C’est dans cette optique que BPCE a cédé à la Banque Centrale Populaire (BCP) ses filiales BICEC du Cameroun, BMOI de Madagascar, BCI du Congo et BTK de la Tunisie. Notons qu'il avait cédé auparavant la Banque des Mascareignes (Maurice) au groupe marocain. BPCE détient une participation de 4,05% dans le groupe BCP.

BNP Paribas poursuit son désengagement de l’Afrique

BNP Paribas, la plus grande banque européenne en termes d'actifs, se désengage aussi de l’Afrique. Après avoir cédé sa filiale mauritanienne en 2010 et celle de Madagascar en 2011, BNP Paribas a accéléré son désengagement en 2019 en cédant ses filiales des Comores, du Gabon, de la Tunisie, du Mali, du Burkina Faso et de la Guinée. Le groupe a ainsi réduit sa voilure africaine à des présences au Maroc, au Sénégal et en Côte d’Ivoire.

Le Sénégal et la Côte d’Ivoire sont aussi sur la liste des filiales à céder. Selon Africa Business+, BNP Paribas a engagé une opération de cession de 54,11% du capital de sa filiale sénégalaise BICIS. De même, le groupe cherche à céder sa filiale ivoirienne BICICI. Le mandat de la cession de ces participations a été confié à Rothschild & Co.

Le premier groupe bancaire français conserve néanmoins une solide présence au Maroc à travers la BMCI qu’elle continue de développer.

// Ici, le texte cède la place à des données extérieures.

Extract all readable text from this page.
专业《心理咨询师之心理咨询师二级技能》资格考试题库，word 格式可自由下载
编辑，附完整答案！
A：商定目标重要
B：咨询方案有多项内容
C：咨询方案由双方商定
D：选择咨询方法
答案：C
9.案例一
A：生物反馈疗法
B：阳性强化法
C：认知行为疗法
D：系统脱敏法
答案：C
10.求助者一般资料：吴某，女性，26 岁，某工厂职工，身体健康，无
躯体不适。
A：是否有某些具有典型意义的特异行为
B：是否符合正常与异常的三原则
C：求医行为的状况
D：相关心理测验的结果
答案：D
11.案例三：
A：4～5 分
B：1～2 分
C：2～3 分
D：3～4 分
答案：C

Et tout en se désengageant de la banque de détail, le groupe affirme continuer de «s’engager auprès des clients de la banque d’entreprises et de la banque d’investissement» en Afrique.

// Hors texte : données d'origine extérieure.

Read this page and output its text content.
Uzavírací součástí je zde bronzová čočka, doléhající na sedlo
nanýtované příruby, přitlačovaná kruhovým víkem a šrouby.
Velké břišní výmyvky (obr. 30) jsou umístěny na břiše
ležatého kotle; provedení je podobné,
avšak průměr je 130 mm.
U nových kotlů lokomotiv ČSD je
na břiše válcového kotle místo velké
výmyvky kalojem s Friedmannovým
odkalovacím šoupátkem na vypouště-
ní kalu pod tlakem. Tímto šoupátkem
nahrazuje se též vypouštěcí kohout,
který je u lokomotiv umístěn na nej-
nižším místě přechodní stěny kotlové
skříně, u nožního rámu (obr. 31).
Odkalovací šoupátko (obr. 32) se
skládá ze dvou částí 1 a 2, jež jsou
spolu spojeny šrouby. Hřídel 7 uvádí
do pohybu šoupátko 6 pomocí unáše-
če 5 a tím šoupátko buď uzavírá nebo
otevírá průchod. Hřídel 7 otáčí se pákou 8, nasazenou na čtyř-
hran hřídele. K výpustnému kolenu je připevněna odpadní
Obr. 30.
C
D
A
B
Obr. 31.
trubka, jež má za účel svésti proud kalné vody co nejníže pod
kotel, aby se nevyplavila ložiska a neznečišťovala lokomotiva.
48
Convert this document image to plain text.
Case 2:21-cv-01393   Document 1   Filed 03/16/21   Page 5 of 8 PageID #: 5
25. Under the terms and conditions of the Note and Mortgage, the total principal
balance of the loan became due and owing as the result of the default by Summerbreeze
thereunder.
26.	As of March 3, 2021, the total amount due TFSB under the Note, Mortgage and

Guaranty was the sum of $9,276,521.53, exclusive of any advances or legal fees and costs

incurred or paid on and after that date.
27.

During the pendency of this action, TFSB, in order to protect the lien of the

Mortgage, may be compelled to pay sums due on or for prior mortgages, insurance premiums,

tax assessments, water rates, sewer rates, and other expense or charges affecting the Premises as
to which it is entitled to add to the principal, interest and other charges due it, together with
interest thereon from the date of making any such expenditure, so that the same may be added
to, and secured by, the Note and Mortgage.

Barclays met fin à presque un siècle de présence africaine

Barclays, un des «big five» britanniques, a cédé le jeudi 21 avril 63 millions d’actions du groupe bancaire sud-africains Absa Bank, soit l’équivalent de 7,4% du capital de ce dernier. Le groupe britannique se retrouve donc avec une participation de 7,4%, laquelle sera cédée en décembre prochain, mettant fin à 97 ans de présence de Barclays en Afrique.

Barclays International a entamé son aventure africaine en 1925, suite à la fusion de Colonial Bank, Anglo Egyptian Bank et National Bank of South Africa. La banque était présente dans 12 pays africains, notamment dans les anciennes colonies britanniques (Nigeria, Kenya, Tanzanie, Egypte, Afrique du Sud…). Aujourd'hui, elle s’est désengagée du segment de la banque de détail de tous ces pays pour se recentrer sur les marchés nord-américains et britannique.

Standard Chartered Bank se retire de 7 marchés africains

Standard Chartered Bank a annoncé, dans un communiqué publié le 14 avril, son retrait de 7 pays africains. En détail, le groupe britannique envisage des cessions totales de ses actifs dans 5 pays -Angola, Cameroun, Gambie, Sierra Leone et Zimbabwe- et des cessions partielles en Côte d’Ivoire et en Tanzanie. Pour le moment, ni le calendrier de la cession, ni l’identité des acquéreurs potentiels ne sont connus.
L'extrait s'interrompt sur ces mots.